Rutman Fellow Liliane Weissberg to Give Lecture at UPenn

 
Liliane Weissberg sits outside of the USC history department building.

 
In teaching her course on the Holocaust, Liliane Weissberg imparts one massive idea – survivors survive, but not necessarily intact. Next week, the University of Pennsylvania professor will be giving a talk on this very idea, as well as on her involvement with USC Shoah Foundation, at the Kislak Center in Van Pelt-Dietrich Library at UPenn.

In 2015, Weissberg was awarded the USC Shoah Foundation Rutman Fellowship for Research and Teaching, a summer support fellowship opening up her access to the USC Shoah Foundation Visual History Archive and promoting her use of some of the 54,000 video testimonies of survivors and witnesses of genocide into a new course.

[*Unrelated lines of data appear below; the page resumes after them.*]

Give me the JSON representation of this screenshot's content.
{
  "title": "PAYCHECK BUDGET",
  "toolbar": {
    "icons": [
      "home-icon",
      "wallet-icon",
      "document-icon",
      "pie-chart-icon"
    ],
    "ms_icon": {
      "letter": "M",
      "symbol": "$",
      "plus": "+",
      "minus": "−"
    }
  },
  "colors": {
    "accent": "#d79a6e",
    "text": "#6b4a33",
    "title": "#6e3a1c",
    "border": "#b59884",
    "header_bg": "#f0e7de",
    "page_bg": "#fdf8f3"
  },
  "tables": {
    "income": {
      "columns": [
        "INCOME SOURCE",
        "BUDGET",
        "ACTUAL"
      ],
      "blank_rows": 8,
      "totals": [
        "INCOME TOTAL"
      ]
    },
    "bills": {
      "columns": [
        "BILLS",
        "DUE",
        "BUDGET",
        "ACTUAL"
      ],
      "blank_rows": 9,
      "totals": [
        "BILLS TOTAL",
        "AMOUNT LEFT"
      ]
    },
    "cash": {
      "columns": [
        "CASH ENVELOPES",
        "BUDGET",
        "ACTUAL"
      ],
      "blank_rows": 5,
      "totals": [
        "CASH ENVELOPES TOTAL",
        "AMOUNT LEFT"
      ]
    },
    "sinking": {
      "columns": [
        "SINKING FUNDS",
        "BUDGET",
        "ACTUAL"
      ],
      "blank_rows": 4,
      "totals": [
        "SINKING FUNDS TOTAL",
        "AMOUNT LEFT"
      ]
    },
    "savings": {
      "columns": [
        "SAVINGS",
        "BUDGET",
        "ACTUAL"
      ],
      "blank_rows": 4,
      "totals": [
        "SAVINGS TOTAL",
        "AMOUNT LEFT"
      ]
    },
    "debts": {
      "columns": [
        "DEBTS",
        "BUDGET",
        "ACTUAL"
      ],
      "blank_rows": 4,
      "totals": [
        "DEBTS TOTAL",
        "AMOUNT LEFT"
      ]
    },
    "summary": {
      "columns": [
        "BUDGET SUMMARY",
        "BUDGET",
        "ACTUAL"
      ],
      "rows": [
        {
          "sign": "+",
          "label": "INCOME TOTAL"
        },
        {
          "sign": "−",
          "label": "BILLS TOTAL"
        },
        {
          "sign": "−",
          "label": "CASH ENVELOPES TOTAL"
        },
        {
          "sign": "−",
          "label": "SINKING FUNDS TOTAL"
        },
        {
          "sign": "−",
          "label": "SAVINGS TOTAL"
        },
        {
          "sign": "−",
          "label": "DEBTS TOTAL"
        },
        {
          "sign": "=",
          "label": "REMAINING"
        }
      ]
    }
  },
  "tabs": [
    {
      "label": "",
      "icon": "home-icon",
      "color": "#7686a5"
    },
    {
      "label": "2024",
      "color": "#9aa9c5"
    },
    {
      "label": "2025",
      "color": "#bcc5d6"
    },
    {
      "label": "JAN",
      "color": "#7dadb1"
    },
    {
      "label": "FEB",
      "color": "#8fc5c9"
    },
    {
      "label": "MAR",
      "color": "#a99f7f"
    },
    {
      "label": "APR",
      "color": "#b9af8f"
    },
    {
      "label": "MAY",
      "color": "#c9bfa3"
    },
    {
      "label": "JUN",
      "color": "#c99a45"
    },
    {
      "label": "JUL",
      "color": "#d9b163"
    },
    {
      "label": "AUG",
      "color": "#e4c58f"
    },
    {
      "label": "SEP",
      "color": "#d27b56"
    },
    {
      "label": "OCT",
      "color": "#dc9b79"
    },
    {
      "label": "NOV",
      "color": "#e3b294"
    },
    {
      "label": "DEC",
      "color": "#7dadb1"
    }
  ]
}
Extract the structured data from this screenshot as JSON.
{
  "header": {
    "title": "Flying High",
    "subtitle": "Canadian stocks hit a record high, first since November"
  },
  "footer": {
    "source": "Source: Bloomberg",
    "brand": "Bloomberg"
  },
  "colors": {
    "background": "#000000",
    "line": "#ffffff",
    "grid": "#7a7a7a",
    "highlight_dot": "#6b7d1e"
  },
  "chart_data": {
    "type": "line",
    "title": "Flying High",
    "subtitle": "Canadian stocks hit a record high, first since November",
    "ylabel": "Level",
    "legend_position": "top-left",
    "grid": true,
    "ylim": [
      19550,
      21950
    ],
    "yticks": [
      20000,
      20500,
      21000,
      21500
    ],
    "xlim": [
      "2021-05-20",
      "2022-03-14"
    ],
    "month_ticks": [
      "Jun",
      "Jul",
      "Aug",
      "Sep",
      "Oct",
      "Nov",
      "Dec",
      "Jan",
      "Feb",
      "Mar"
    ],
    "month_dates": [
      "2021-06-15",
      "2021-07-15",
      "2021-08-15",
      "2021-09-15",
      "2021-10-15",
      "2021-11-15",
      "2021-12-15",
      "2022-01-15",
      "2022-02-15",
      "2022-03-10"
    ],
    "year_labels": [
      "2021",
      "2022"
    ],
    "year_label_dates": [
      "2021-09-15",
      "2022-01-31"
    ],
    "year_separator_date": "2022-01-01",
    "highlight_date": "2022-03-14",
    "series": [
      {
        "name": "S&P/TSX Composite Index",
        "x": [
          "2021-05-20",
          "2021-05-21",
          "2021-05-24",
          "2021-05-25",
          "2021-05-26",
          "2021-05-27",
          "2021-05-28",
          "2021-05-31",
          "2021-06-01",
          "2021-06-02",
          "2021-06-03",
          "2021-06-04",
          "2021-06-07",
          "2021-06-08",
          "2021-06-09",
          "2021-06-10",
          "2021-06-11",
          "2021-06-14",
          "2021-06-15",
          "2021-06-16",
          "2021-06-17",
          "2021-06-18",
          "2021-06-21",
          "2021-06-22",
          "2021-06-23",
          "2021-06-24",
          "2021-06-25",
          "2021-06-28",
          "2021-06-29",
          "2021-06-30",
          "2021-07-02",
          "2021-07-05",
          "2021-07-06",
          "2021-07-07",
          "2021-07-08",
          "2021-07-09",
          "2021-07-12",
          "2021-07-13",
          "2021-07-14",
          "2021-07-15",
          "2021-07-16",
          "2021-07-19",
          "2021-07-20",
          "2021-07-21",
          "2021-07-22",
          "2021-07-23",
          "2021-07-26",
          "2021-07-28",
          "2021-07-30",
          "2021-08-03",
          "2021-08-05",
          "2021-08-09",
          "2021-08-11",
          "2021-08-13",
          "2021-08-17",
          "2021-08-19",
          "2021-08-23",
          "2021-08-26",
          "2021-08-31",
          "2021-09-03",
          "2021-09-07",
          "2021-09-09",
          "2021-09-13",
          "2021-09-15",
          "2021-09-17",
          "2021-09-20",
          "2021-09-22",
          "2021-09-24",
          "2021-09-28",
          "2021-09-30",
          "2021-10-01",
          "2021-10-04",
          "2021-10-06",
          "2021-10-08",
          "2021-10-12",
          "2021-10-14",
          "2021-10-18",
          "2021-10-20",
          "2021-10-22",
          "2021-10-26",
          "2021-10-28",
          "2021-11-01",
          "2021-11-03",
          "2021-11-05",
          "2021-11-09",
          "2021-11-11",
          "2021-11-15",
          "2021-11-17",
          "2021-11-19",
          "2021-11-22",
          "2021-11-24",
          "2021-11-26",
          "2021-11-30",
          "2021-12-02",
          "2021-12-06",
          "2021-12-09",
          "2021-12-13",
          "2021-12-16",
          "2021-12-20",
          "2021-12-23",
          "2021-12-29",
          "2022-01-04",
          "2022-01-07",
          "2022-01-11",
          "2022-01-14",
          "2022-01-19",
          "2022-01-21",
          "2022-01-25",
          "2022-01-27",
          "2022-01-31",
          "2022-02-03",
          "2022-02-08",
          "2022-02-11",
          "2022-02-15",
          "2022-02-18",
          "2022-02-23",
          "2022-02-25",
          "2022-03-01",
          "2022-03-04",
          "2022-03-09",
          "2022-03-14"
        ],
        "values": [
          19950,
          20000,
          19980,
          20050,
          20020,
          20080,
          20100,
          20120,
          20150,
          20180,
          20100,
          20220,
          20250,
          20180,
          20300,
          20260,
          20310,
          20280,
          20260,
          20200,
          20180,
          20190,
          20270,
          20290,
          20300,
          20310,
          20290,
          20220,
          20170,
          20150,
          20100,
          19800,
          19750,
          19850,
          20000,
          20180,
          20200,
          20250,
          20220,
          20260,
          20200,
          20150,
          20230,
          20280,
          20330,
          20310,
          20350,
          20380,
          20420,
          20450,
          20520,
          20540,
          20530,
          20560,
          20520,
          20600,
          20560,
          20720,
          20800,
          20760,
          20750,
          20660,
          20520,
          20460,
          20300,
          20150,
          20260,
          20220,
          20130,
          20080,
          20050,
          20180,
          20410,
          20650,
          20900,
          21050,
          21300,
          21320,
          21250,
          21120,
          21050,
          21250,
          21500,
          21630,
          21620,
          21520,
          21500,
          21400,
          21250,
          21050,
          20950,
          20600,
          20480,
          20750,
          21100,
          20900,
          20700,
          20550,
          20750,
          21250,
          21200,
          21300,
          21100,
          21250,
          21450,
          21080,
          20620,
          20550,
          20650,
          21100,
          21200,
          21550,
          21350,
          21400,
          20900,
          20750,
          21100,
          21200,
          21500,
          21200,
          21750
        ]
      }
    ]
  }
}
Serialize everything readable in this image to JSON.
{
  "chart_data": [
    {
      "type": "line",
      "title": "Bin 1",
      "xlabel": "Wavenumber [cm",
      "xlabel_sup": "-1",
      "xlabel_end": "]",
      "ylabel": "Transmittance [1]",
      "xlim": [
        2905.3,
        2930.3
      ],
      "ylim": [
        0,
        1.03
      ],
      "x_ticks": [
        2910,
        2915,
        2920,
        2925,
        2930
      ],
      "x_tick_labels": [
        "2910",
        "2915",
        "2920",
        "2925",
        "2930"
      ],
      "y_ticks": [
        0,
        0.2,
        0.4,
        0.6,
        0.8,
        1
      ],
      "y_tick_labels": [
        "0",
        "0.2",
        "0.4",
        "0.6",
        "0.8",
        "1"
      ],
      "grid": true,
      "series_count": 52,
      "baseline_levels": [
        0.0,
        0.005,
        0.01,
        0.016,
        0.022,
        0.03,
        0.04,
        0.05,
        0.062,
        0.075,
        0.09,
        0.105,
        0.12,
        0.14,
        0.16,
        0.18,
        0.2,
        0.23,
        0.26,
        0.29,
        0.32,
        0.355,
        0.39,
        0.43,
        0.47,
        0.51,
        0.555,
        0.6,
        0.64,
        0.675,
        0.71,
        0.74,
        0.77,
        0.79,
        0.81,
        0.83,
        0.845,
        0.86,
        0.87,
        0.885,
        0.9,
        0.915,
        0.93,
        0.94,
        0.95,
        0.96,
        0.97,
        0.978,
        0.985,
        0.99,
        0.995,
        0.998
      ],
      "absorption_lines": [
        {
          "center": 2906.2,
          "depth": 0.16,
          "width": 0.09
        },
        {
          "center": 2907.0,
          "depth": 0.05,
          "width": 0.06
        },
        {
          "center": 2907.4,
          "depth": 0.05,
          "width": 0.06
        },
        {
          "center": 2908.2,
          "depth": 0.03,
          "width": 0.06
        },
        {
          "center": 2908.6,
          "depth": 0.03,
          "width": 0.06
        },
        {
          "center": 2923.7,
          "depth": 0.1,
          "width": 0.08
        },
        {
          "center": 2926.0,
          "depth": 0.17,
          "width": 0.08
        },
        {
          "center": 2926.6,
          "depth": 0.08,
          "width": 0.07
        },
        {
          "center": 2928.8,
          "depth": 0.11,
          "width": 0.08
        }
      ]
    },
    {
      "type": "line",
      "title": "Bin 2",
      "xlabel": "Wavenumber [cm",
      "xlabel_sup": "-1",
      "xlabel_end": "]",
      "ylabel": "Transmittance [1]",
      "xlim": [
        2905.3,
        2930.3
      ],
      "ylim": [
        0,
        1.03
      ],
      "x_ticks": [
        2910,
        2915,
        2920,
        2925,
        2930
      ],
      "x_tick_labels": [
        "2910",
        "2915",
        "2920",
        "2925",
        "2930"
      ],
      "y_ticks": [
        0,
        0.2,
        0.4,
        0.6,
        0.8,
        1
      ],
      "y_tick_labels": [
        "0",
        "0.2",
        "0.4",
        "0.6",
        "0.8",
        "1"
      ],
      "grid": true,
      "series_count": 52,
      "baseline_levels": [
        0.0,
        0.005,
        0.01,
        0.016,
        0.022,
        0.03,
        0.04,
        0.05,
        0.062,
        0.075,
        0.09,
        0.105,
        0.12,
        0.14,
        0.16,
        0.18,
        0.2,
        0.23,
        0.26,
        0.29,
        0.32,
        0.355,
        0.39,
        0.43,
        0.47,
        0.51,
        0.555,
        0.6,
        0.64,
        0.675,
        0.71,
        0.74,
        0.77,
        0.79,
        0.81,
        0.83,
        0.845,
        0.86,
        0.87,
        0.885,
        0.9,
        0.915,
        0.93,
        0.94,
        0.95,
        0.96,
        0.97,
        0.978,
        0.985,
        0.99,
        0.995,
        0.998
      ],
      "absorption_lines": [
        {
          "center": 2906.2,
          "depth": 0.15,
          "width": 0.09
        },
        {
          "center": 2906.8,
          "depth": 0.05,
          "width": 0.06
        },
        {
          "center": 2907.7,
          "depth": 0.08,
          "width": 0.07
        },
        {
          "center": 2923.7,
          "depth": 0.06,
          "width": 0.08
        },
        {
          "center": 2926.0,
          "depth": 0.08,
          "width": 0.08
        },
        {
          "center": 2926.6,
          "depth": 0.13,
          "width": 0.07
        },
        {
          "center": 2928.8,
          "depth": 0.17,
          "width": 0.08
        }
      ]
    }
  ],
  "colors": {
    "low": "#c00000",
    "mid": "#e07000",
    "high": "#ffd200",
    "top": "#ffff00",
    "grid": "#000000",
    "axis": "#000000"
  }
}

The course – Witnessing, Remembering and Writing the Holocaust – premiered at UPenn last spring, and shares the title of her upcoming talk.

The Christopher H. Brown Distinguished Professor in the School of Arts & Sciences and Professor of German and Comparative Literature is a prolific essayist, having written on Holocaust memorial sites in Germany, prominent individual leaders throughout the Holocaust; the relationships between trauma and memory; and the German reception of Steven Spielberg’s Schindler’s List. Her fellowship with USC Shoah Foundation made it possible for her to incorporate invaluable testimony in her research and teaching.

Specifically in house at USC’s Leavey Library, Weissberg focused on testimonies as examples of how survivors construct their own narratives in order to give meaning to their live and experiences. In a previous interview with USC Shoah Foundation, Weissberg said watching the testimonies was “something that is center to study for the human experience, and to understand how we remember and write and create.”

Using what she learned through the testimonies during her time at USC Shoah Foundation and through UPenn’s partnership with the Institute – through Penn Libraries, UPenn became the first institution in Pennsylvania to provide access to the Institute’s Visual History Archive – and drawing from her own family’s experiences during the Holocaust, Weissberg will discuss her research at 5:30 p.m. on Tuesday Dec. 6.